Maybe I should use the paid support to solve this? I am not sure how much that costs for a DIY server?

Thanks for any help you can give me guys.

It is hard for us to diagnose exactly what is happening on your DIY server without seeing the exact errors that are coming up.

Having reinstalled StartOS and still running into trouble does point at this being hardware related. Might be an issue with your SSD.

But again, cannot really be sure with the information provided.

I understand the challenge you are having. Maybe I should attach some of the logs here? There are also a series of errors when I rebooted and I was looking at the command window when in Kiosk mode. When I attach a monitor to the server. Would that help? I am completely lost at this point.

Reviewing this thread it seems there are multiple unanswered questions. So here goes:

  1. The difference between x86 and x86 non-free is that non-free has extra proprietary (non-free) device drivers. Depending on your DIY hardware you might need them.
  2. Yes, if you reflash the OS you can use existing drive and not lose your data (Start9 | Use an Existing Data Drive).
  3. Yes. posting logs / screen shots here can help others help you. If you attach a monitor to the server you can take a picture of that output as well.

For next steps - I suggest posting logs / screen shots here. If you are having hardware issues with your drive you may need to replace it.

This, combined with the fatal error you’re getting from Core “failed to write block” strongly suggests you have a hardware issue with your storage device (SSD?).

Thanks Jesse. I appreciate the analysis. That helps me. I will do the screen shots and pics today of all of the errors.

And thank you Matt96. If it is a hardware error what does this mean? Replacing the new SSD with another one?

I will open the system up and re-seat the SSD and see if this helps. Also if it is a bad SSD I will let everyone on here know so you can avoid the brand.

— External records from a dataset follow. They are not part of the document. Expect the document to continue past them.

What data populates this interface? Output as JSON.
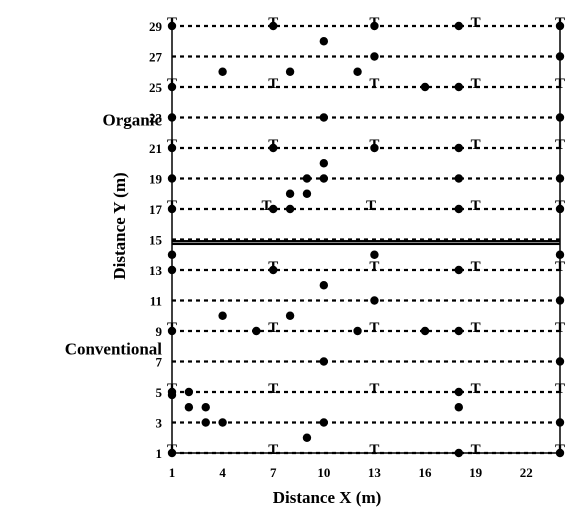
{
  "chart_data": {
    "type": "scatter",
    "xlabel": "Distance X (m)",
    "ylabel": "Distance Y (m)",
    "xlim": [
      1,
      24
    ],
    "ylim": [
      1,
      29
    ],
    "x_ticks": [
      1,
      4,
      7,
      10,
      13,
      16,
      19,
      22
    ],
    "y_ticks": [
      1,
      3,
      5,
      7,
      9,
      11,
      13,
      15,
      17,
      19,
      21,
      23,
      25,
      27,
      29
    ],
    "grid": "dotted horizontal lines at odd y values",
    "divider_y": 14.8,
    "region_labels": [
      {
        "text": "Organic",
        "y": 23
      },
      {
        "text": "Conventional",
        "y": 8
      }
    ],
    "t_label": "T",
    "t_points": [
      {
        "x": 1,
        "y": 29
      },
      {
        "x": 7,
        "y": 29
      },
      {
        "x": 13,
        "y": 29
      },
      {
        "x": 19,
        "y": 29
      },
      {
        "x": 24,
        "y": 29
      },
      {
        "x": 1,
        "y": 25
      },
      {
        "x": 7,
        "y": 25
      },
      {
        "x": 13,
        "y": 25
      },
      {
        "x": 19,
        "y": 25
      },
      {
        "x": 24,
        "y": 25
      },
      {
        "x": 1,
        "y": 21
      },
      {
        "x": 7,
        "y": 21
      },
      {
        "x": 13,
        "y": 21
      },
      {
        "x": 19,
        "y": 21
      },
      {
        "x": 24,
        "y": 21
      },
      {
        "x": 1,
        "y": 17
      },
      {
        "x": 6.6,
        "y": 17
      },
      {
        "x": 12.8,
        "y": 17
      },
      {
        "x": 19,
        "y": 17
      },
      {
        "x": 24,
        "y": 17
      },
      {
        "x": 7,
        "y": 13
      },
      {
        "x": 13,
        "y": 13
      },
      {
        "x": 19,
        "y": 13
      },
      {
        "x": 24,
        "y": 13
      },
      {
        "x": 1,
        "y": 9
      },
      {
        "x": 7,
        "y": 9
      },
      {
        "x": 13,
        "y": 9
      },
      {
        "x": 19,
        "y": 9
      },
      {
        "x": 24,
        "y": 9
      },
      {
        "x": 1,
        "y": 5
      },
      {
        "x": 7,
        "y": 5
      },
      {
        "x": 13,
        "y": 5
      },
      {
        "x": 19,
        "y": 5
      },
      {
        "x": 24,
        "y": 5
      },
      {
        "x": 1,
        "y": 1
      },
      {
        "x": 7,
        "y": 1
      },
      {
        "x": 13,
        "y": 1
      },
      {
        "x": 19,
        "y": 1
      },
      {
        "x": 24,
        "y": 1
      }
    ],
    "dot_points": [
      {
        "x": 1,
        "y": 29
      },
      {
        "x": 7,
        "y": 29
      },
      {
        "x": 13,
        "y": 29
      },
      {
        "x": 18,
        "y": 29
      },
      {
        "x": 24,
        "y": 29
      },
      {
        "x": 10,
        "y": 28
      },
      {
        "x": 13,
        "y": 27
      },
      {
        "x": 24,
        "y": 27
      },
      {
        "x": 4,
        "y": 26
      },
      {
        "x": 8,
        "y": 26
      },
      {
        "x": 12,
        "y": 26
      },
      {
        "x": 1,
        "y": 25
      },
      {
        "x": 16,
        "y": 25
      },
      {
        "x": 18,
        "y": 25
      },
      {
        "x": 1,
        "y": 23
      },
      {
        "x": 10,
        "y": 23
      },
      {
        "x": 24,
        "y": 23
      },
      {
        "x": 1,
        "y": 21
      },
      {
        "x": 7,
        "y": 21
      },
      {
        "x": 13,
        "y": 21
      },
      {
        "x": 18,
        "y": 21
      },
      {
        "x": 10,
        "y": 20
      },
      {
        "x": 1,
        "y": 19
      },
      {
        "x": 9,
        "y": 19
      },
      {
        "x": 10,
        "y": 19
      },
      {
        "x": 18,
        "y": 19
      },
      {
        "x": 24,
        "y": 19
      },
      {
        "x": 8,
        "y": 18
      },
      {
        "x": 9,
        "y": 18
      },
      {
        "x": 1,
        "y": 17
      },
      {
        "x": 7,
        "y": 17
      },
      {
        "x": 8,
        "y": 17
      },
      {
        "x": 18,
        "y": 17
      },
      {
        "x": 24,
        "y": 17
      },
      {
        "x": 1,
        "y": 14
      },
      {
        "x": 13,
        "y": 14
      },
      {
        "x": 24,
        "y": 14
      },
      {
        "x": 1,
        "y": 13
      },
      {
        "x": 7,
        "y": 13
      },
      {
        "x": 18,
        "y": 13
      },
      {
        "x": 10,
        "y": 12
      },
      {
        "x": 13,
        "y": 11
      },
      {
        "x": 24,
        "y": 11
      },
      {
        "x": 4,
        "y": 10
      },
      {
        "x": 8,
        "y": 10
      },
      {
        "x": 1,
        "y": 9
      },
      {
        "x": 6,
        "y": 9
      },
      {
        "x": 12,
        "y": 9
      },
      {
        "x": 16,
        "y": 9
      },
      {
        "x": 18,
        "y": 9
      },
      {
        "x": 10,
        "y": 7
      },
      {
        "x": 24,
        "y": 7
      },
      {
        "x": 1,
        "y": 5
      },
      {
        "x": 2,
        "y": 5
      },
      {
        "x": 18,
        "y": 5
      },
      {
        "x": 1,
        "y": 4.8
      },
      {
        "x": 2,
        "y": 4
      },
      {
        "x": 3,
        "y": 4
      },
      {
        "x": 18,
        "y": 4
      },
      {
        "x": 3,
        "y": 3
      },
      {
        "x": 4,
        "y": 3
      },
      {
        "x": 10,
        "y": 3
      },
      {
        "x": 24,
        "y": 3
      },
      {
        "x": 9,
        "y": 2
      },
      {
        "x": 1,
        "y": 1
      },
      {
        "x": 18,
        "y": 1
      },
      {
        "x": 24,
        "y": 1
      }
    ]
  }
}
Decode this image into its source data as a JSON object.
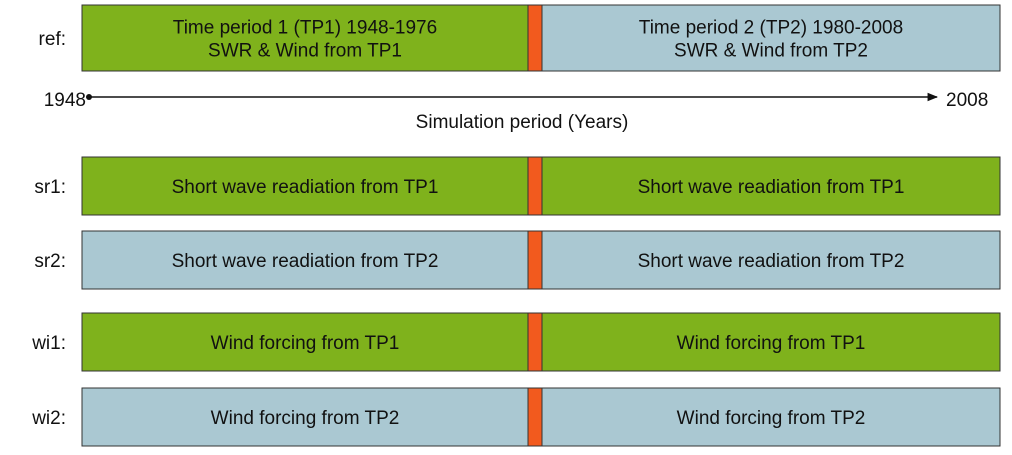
{
  "axis": {
    "start": "1948",
    "end": "2008",
    "label": "Simulation period (Years)"
  },
  "rows": [
    {
      "label": "ref:",
      "left": {
        "lines": [
          "Time period 1 (TP1) 1948-1976",
          "SWR & Wind from TP1"
        ],
        "color": "#7fb21c"
      },
      "right": {
        "lines": [
          "Time period 2 (TP2) 1980-2008",
          "SWR & Wind from TP2"
        ],
        "color": "#aac8d2"
      }
    },
    {
      "label": "sr1:",
      "left": {
        "lines": [
          "Short wave readiation from TP1"
        ],
        "color": "#7fb21c"
      },
      "right": {
        "lines": [
          "Short wave readiation from TP1"
        ],
        "color": "#7fb21c"
      }
    },
    {
      "label": "sr2:",
      "left": {
        "lines": [
          "Short wave readiation from TP2"
        ],
        "color": "#aac8d2"
      },
      "right": {
        "lines": [
          "Short wave readiation from TP2"
        ],
        "color": "#aac8d2"
      }
    },
    {
      "label": "wi1:",
      "left": {
        "lines": [
          "Wind forcing from TP1"
        ],
        "color": "#7fb21c"
      },
      "right": {
        "lines": [
          "Wind forcing from TP1"
        ],
        "color": "#7fb21c"
      }
    },
    {
      "label": "wi2:",
      "left": {
        "lines": [
          "Wind forcing from TP2"
        ],
        "color": "#aac8d2"
      },
      "right": {
        "lines": [
          "Wind forcing from TP2"
        ],
        "color": "#aac8d2"
      }
    }
  ]
}
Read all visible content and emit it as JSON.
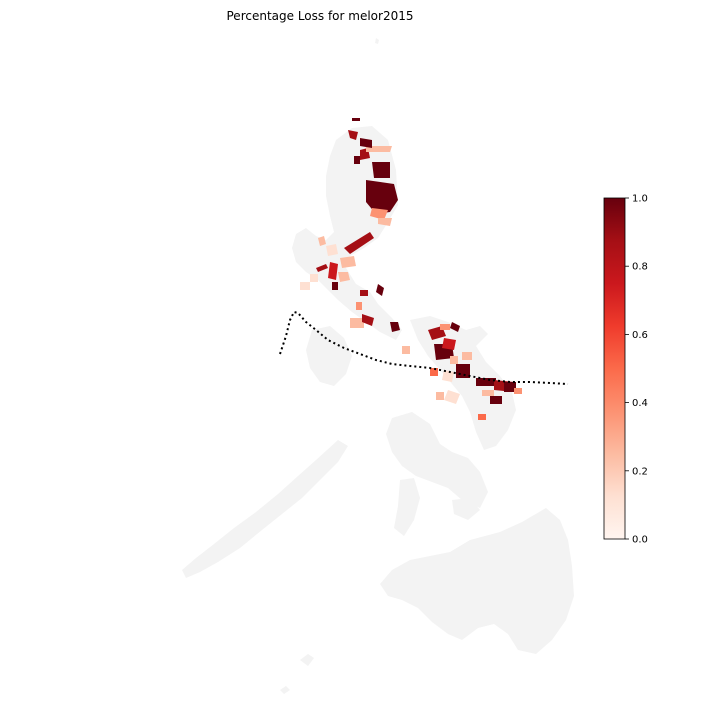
{
  "title": "Percentage Loss for melor2015",
  "colorbar": {
    "colormap": "Reds",
    "min": 0.0,
    "max": 1.0,
    "ticks": [
      "0.0",
      "0.2",
      "0.4",
      "0.6",
      "0.8",
      "1.0"
    ],
    "stops": [
      "#fff5f0",
      "#fee0d2",
      "#fcbba1",
      "#fc9272",
      "#fb6a4a",
      "#ef3b2c",
      "#cb181d",
      "#a50f15",
      "#67000d"
    ]
  },
  "colors": {
    "land": "#f2f2f2",
    "track": "#000000"
  },
  "legend_position": "right"
}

Ok. I tried to do a cold boot to see the errors on the command window at startup on the server monitor. Trying to take some pictures. But it didn’t show anything monitor went blank and then login screen appeared. And it did boot successfully to the point of starting Bitcoin core. At this point it started repeating the problems from before the upgrade. It goes through the RPC health checks. So I got logs downloaded from service logs. I attached them below. As you can see the fatal error occurs. Then it goes through the starting process again and again.

Please let me know if this helps? And any suggestions on logs or other troubleshooting steps?